Companies with existing office space will have to continue to COVID-proof their own space, but they won’t have to worry about buying or leasing even more office space to support de-densification, or worry about forcing a large portion of their workforce to work only from home.
Coworking spaces and flex spaces provide the optional space needed for any company that seeks to keep the number of workers working at the main office sparse while giving other employees the option to work at a coworking space or from home. To that end, the flexible and short-term lease and rent options most coworking spaces provide are excellent for addressing a business’ immediate needs and providing the level of flexibility needed in these uncertain and volatile times.
In a hub-and-spoke model, where companies maintain a centralized location and utilize smaller spaces as spokes in a wheel, coworking and flex spaces will remain and continue to be a useful service for companies seeking ways to reduce overhead costs and outsource the creation of a safe workplace dedicated to employee wellness and health.
Employees Want Flexible Hours to Accompany Flexible Spaces
Our time away from the office has led to many managers and employers finding themselves uncertain of how to track their employees’ hours, and instead rely on tracking their results.

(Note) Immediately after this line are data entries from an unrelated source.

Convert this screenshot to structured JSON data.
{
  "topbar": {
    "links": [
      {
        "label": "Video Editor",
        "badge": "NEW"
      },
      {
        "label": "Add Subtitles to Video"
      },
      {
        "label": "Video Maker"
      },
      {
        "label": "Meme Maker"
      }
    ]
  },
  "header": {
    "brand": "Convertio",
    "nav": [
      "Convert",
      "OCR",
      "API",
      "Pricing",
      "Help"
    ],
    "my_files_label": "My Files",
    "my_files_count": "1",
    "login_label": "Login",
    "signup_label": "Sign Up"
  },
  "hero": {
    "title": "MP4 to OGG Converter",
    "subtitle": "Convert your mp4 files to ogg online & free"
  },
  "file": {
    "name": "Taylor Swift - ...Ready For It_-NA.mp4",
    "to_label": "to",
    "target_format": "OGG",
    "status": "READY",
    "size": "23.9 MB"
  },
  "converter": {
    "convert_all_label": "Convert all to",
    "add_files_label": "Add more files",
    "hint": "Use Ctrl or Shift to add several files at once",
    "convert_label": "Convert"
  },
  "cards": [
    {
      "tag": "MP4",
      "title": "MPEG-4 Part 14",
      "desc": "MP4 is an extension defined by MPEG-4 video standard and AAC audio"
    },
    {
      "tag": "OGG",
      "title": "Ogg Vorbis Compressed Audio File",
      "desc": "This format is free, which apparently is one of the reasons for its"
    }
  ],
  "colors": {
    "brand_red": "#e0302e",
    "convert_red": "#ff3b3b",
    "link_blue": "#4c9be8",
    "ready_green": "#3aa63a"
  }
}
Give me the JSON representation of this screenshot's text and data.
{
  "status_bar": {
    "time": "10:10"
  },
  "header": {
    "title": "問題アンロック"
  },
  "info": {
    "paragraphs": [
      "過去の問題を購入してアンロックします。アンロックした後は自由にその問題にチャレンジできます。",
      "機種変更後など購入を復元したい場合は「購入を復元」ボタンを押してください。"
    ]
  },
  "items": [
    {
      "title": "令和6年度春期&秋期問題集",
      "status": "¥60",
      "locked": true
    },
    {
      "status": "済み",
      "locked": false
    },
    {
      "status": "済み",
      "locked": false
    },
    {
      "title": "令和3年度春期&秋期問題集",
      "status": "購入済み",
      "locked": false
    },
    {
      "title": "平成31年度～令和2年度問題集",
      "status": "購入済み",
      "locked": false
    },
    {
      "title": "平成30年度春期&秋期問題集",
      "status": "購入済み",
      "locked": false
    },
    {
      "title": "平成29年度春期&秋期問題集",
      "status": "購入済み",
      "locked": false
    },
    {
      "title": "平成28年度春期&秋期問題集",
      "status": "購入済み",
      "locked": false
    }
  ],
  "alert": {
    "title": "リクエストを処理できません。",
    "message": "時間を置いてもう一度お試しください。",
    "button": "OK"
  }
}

This has paved the way for the idea of revisiting the working week and judging an employee’s performance on the results they bring rather than the sheer volume of the hours they put into their job.

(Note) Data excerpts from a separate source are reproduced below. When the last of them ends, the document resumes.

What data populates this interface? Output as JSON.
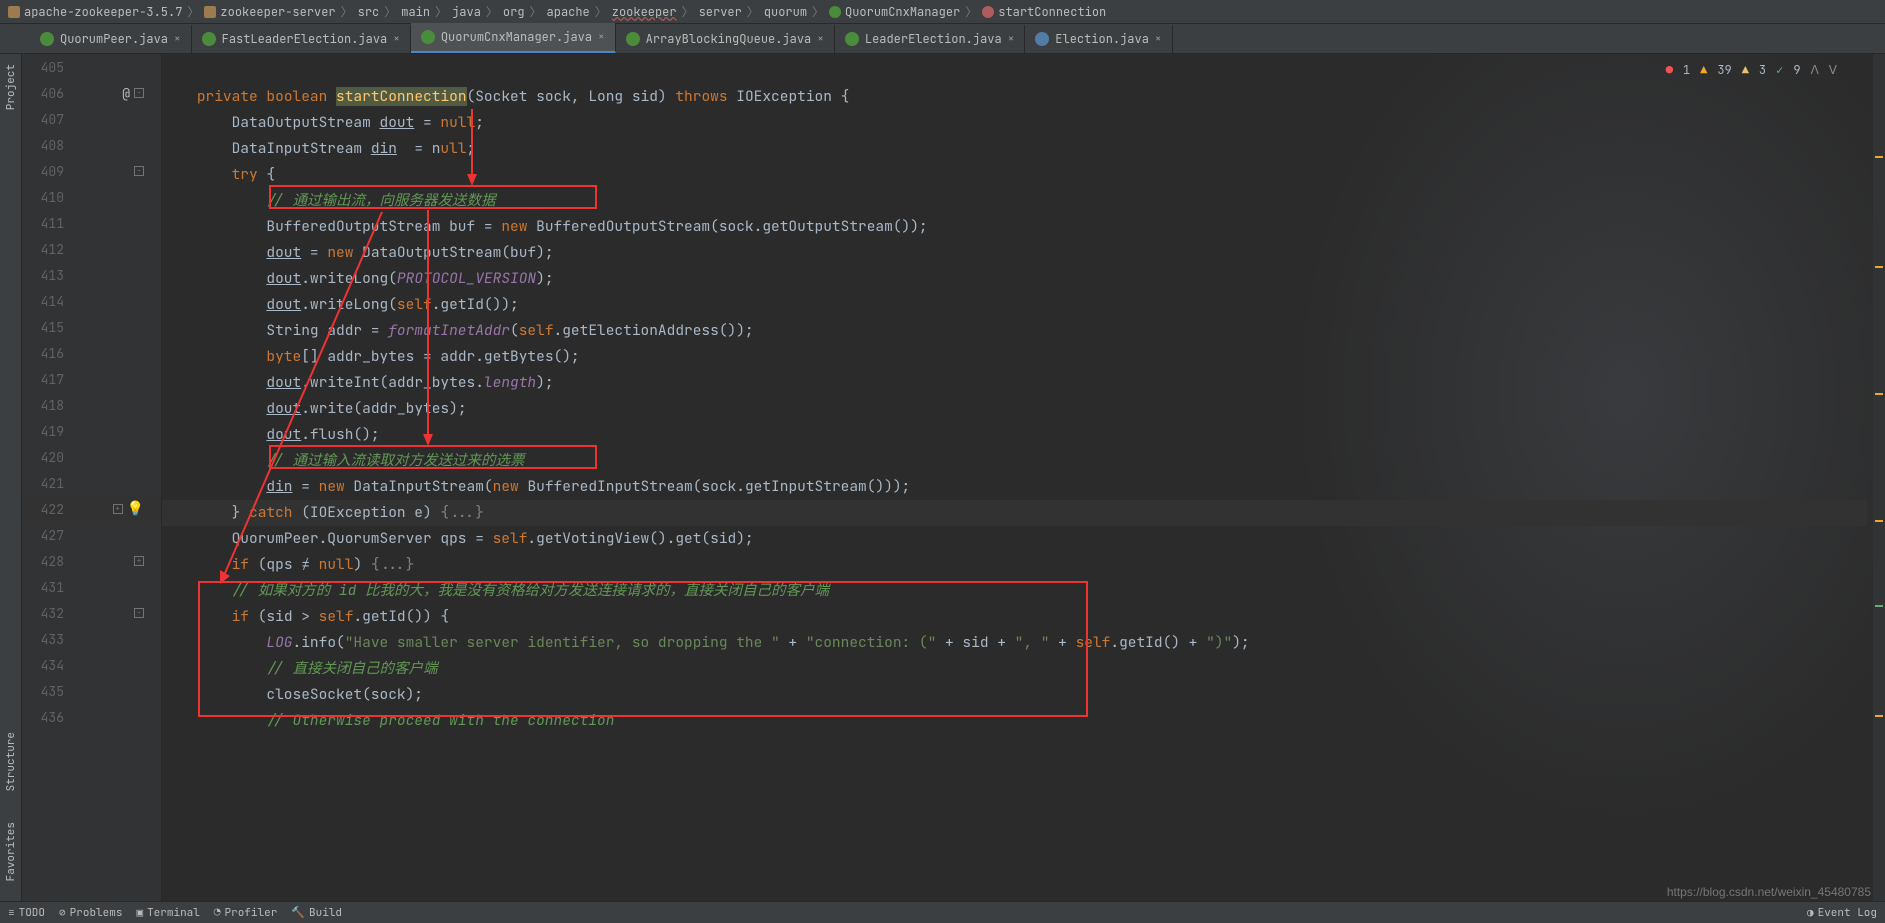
{
  "breadcrumb": [
    {
      "icon": "folder",
      "label": "apache-zookeeper-3.5.7"
    },
    {
      "icon": "folder",
      "label": "zookeeper-server"
    },
    {
      "icon": "",
      "label": "src"
    },
    {
      "icon": "",
      "label": "main"
    },
    {
      "icon": "",
      "label": "java"
    },
    {
      "icon": "",
      "label": "org"
    },
    {
      "icon": "",
      "label": "apache"
    },
    {
      "icon": "",
      "label": "zookeeper",
      "wavy": true
    },
    {
      "icon": "",
      "label": "server"
    },
    {
      "icon": "",
      "label": "quorum"
    },
    {
      "icon": "class",
      "label": "QuorumCnxManager"
    },
    {
      "icon": "method",
      "label": "startConnection"
    }
  ],
  "tabs": [
    {
      "icon": "java",
      "label": "QuorumPeer.java",
      "active": false
    },
    {
      "icon": "java",
      "label": "FastLeaderElection.java",
      "active": false
    },
    {
      "icon": "java",
      "label": "QuorumCnxManager.java",
      "active": true
    },
    {
      "icon": "java",
      "label": "ArrayBlockingQueue.java",
      "active": false
    },
    {
      "icon": "java",
      "label": "LeaderElection.java",
      "active": false
    },
    {
      "icon": "java2",
      "label": "Election.java",
      "active": false
    }
  ],
  "left_tools": [
    {
      "label": "Project"
    },
    {
      "label": "Structure"
    },
    {
      "label": "Favorites"
    }
  ],
  "inspections": {
    "err": "1",
    "warn": "39",
    "weak": "3",
    "typo": "9"
  },
  "lines": [
    {
      "n": "405"
    },
    {
      "n": "406",
      "marks": [
        "@",
        "-"
      ]
    },
    {
      "n": "407"
    },
    {
      "n": "408"
    },
    {
      "n": "409",
      "marks": [
        "-"
      ]
    },
    {
      "n": "410"
    },
    {
      "n": "411"
    },
    {
      "n": "412"
    },
    {
      "n": "413"
    },
    {
      "n": "414"
    },
    {
      "n": "415"
    },
    {
      "n": "416"
    },
    {
      "n": "417"
    },
    {
      "n": "418"
    },
    {
      "n": "419"
    },
    {
      "n": "420"
    },
    {
      "n": "421"
    },
    {
      "n": "422",
      "marks": [
        "+",
        "bulb"
      ],
      "cur": true
    },
    {
      "n": "427"
    },
    {
      "n": "428",
      "marks": [
        "+"
      ]
    },
    {
      "n": "431"
    },
    {
      "n": "432",
      "marks": [
        "-"
      ]
    },
    {
      "n": "433"
    },
    {
      "n": "434"
    },
    {
      "n": "435"
    },
    {
      "n": "436"
    }
  ],
  "code": {
    "l406_kw1": "private",
    "l406_kw2": "boolean",
    "l406_m": "startConnection",
    "l406_p": "(Socket sock, Long sid) ",
    "l406_kw3": "throws",
    "l406_t": " IOException {",
    "l407": "        DataOutputStream ",
    "l407_u": "dout",
    "l407_eq": " = ",
    "l407_kw": "null",
    "l407_se": ";",
    "l408": "        DataInputStream ",
    "l408_u": "din",
    "l408_eq": "  = n",
    "l408_kw": "ull",
    "l408_se": ";",
    "l409_kw": "        try ",
    "l409_b": "{",
    "l410_c": "            // 通过输出流，向服务器发送数据",
    "l411a": "            BufferedOutputStream buf = ",
    "l411_kw": "new",
    "l411b": " BufferedOutputStream(sock.getOutputStream());",
    "l412a": "            ",
    "l412_u": "dout",
    "l412b": " = ",
    "l412_kw": "new",
    "l412c": " DataOutputStream(buf);",
    "l413a": "            ",
    "l413_u": "dout",
    "l413b": ".writeLong(",
    "l413_f": "PROTOCOL_VERSION",
    "l413c": ");",
    "l414a": "            ",
    "l414_u": "dout",
    "l414b": ".writeLong(",
    "l414_kw": "self",
    "l414c": ".getId());",
    "l415a": "            String addr = ",
    "l415_m": "formatInetAddr",
    "l415b": "(",
    "l415_kw": "self",
    "l415c": ".getElectionAddress());",
    "l416a": "            ",
    "l416_kw": "byte",
    "l416b": "[] addr_bytes = addr.getBytes();",
    "l417a": "            ",
    "l417_u": "dout",
    "l417b": ".writeInt(addr_bytes.",
    "l417_f": "length",
    "l417c": ");",
    "l418a": "            ",
    "l418_u": "dout",
    "l418b": ".write(addr_bytes);",
    "l419a": "            ",
    "l419_u": "dout",
    "l419b": ".flush();",
    "l420_c": "            // 通过输入流读取对方发送过来的选票",
    "l421a": "            ",
    "l421_u": "din",
    "l421b": " = ",
    "l421_kw": "new",
    "l421c": " DataInputStream(",
    "l421_kw2": "new",
    "l421d": " BufferedInputStream(sock.getInputStream()));",
    "l422a": "        } ",
    "l422_kw": "catch",
    "l422b": " (IOException e) ",
    "l422_fold": "{...}",
    "l427a": "        QuorumPeer.QuorumServer qps = ",
    "l427_kw": "self",
    "l427b": ".getVotingView().get(sid);",
    "l428a": "        ",
    "l428_kw": "if",
    "l428b": " (qps ≠ ",
    "l428_kw2": "null",
    "l428c": ") ",
    "l428_fold": "{...}",
    "l431_c": "        // 如果对方的 id 比我的大，我是没有资格给对方发送连接请求的，直接关闭自己的客户端",
    "l432a": "        ",
    "l432_kw": "if",
    "l432b": " (sid > ",
    "l432_kw2": "self",
    "l432c": ".getId()) {",
    "l433a": "            ",
    "l433_f": "LOG",
    "l433b": ".info(",
    "l433_s": "\"Have smaller server identifier, so dropping the \"",
    "l433c": " + ",
    "l433_s2": "\"connection: (\"",
    "l433d": " + sid + ",
    "l433_s3": "\", \"",
    "l433e": " + ",
    "l433_kw": "self",
    "l433f": ".getId() + ",
    "l433_s4": "\")\"",
    "l433g": ");",
    "l434_c": "            // 直接关闭自己的客户端",
    "l435a": "            closeSocket(sock);",
    "l436_c": "            // Otherwise proceed with the connection"
  },
  "bottom": {
    "todo": "TODO",
    "problems": "Problems",
    "terminal": "Terminal",
    "profiler": "Profiler",
    "build": "Build",
    "eventlog": "Event Log"
  },
  "watermark": "https://blog.csdn.net/weixin_45480785"
}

In this sense, employees are also looking for greater freedom to attend to their private and personal lives, destress, and find more time for themselves and family. In turn, seeking the kind of security and serenity needed for greater productivity at work, and a more efficient use of company time.

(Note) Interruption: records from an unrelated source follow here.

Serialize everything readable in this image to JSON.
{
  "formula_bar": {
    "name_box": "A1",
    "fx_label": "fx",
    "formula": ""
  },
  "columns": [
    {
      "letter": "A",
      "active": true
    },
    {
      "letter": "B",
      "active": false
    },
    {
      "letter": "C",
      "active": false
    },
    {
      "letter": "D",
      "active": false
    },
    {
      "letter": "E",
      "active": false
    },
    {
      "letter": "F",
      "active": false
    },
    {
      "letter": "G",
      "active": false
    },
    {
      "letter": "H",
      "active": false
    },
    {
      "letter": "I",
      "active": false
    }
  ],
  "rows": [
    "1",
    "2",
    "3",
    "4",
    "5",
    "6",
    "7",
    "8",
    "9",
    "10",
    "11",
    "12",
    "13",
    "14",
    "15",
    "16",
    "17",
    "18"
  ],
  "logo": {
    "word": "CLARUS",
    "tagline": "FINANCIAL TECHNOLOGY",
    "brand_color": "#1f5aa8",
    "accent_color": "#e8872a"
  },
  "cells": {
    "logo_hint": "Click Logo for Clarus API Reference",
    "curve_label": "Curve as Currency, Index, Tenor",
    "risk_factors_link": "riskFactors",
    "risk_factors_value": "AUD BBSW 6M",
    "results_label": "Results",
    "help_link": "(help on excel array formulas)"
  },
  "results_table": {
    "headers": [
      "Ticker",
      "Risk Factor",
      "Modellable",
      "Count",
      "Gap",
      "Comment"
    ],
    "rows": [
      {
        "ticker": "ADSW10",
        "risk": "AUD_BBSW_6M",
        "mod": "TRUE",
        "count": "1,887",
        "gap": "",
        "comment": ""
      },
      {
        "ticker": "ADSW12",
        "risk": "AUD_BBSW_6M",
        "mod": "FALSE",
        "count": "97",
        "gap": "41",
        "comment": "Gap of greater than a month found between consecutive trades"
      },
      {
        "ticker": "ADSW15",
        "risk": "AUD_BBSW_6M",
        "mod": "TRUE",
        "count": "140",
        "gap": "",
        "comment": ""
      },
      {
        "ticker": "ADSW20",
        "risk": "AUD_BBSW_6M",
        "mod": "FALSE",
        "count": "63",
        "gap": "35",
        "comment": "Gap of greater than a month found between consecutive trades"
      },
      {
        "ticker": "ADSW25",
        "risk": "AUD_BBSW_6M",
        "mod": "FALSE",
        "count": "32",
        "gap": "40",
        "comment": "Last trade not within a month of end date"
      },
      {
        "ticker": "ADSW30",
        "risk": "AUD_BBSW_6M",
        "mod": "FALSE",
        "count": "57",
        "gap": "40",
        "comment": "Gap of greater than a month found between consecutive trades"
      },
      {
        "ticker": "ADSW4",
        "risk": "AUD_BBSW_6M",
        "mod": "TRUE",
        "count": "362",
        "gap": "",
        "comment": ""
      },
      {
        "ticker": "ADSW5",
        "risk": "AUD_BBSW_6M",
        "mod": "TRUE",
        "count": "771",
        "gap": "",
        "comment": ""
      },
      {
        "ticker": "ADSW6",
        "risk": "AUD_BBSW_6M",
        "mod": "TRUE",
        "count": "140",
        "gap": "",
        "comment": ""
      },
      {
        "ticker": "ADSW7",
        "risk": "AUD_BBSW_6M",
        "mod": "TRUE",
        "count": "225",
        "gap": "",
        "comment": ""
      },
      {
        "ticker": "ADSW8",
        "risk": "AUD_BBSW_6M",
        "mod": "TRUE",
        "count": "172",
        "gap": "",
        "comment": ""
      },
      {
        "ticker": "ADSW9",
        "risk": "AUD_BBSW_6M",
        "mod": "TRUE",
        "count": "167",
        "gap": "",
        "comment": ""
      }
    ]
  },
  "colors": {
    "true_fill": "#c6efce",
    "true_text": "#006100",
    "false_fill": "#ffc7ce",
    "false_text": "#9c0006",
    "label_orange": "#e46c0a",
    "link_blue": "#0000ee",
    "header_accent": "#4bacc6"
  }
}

Work-from-anywhere policies can also include an amendment to the working week and develop better concepts of productivity based on data.
Developing new ways to track employee productivity and promote wellness and health first, in order to cultivate greater results, can also reflect well on a company’s priorities and help workers feel that their employers are putting the wellbeing of their team ahead of the business’ bottom line, without sacrificing profit, simply by placing greater trust in the team’s own motivation to do good work, and to work effectively.
The Ecological Footprint of Flexible Work
Another boon provided by a tenuous return to the office and new ideas of what it might mean to put flexibility at the forefront of emerging workplace concepts is that companies can begin to reduce their environmental impact and save time in the process.
Reduced commutes and reduced office space translates into reduced emissions and less resources needed for energy and heating, while keeping employees interconnected and allowing them to work together, even during emergency situations and weather disasters.
Remote Work and the Future
Much is still uncertain about how COVID will continue to impact our work culture, and our workspaces. But we know that, as we’re getting through this first inning, remote work is more important than ever. And much of the progress we’ve made towards adapting to it will not be lost the instant things go back to some degree of normalcy.
To that end, many workplace strategies will rely on remote work as an option for further de-densifying the office space, cutting down on the amount of space needed for a company to function, and placing greater value in virtual communication and collaboration technologies.
Remote work will not replace the office, and for some people it will always be an inferior option. But for those who seek the flexibility to work from home or anywhere else, it’s more than likely that many smaller and larger businesses will try to accommodate that wish moving forward, for both the safety of their workers and for the benefits that remote work can bring to the table.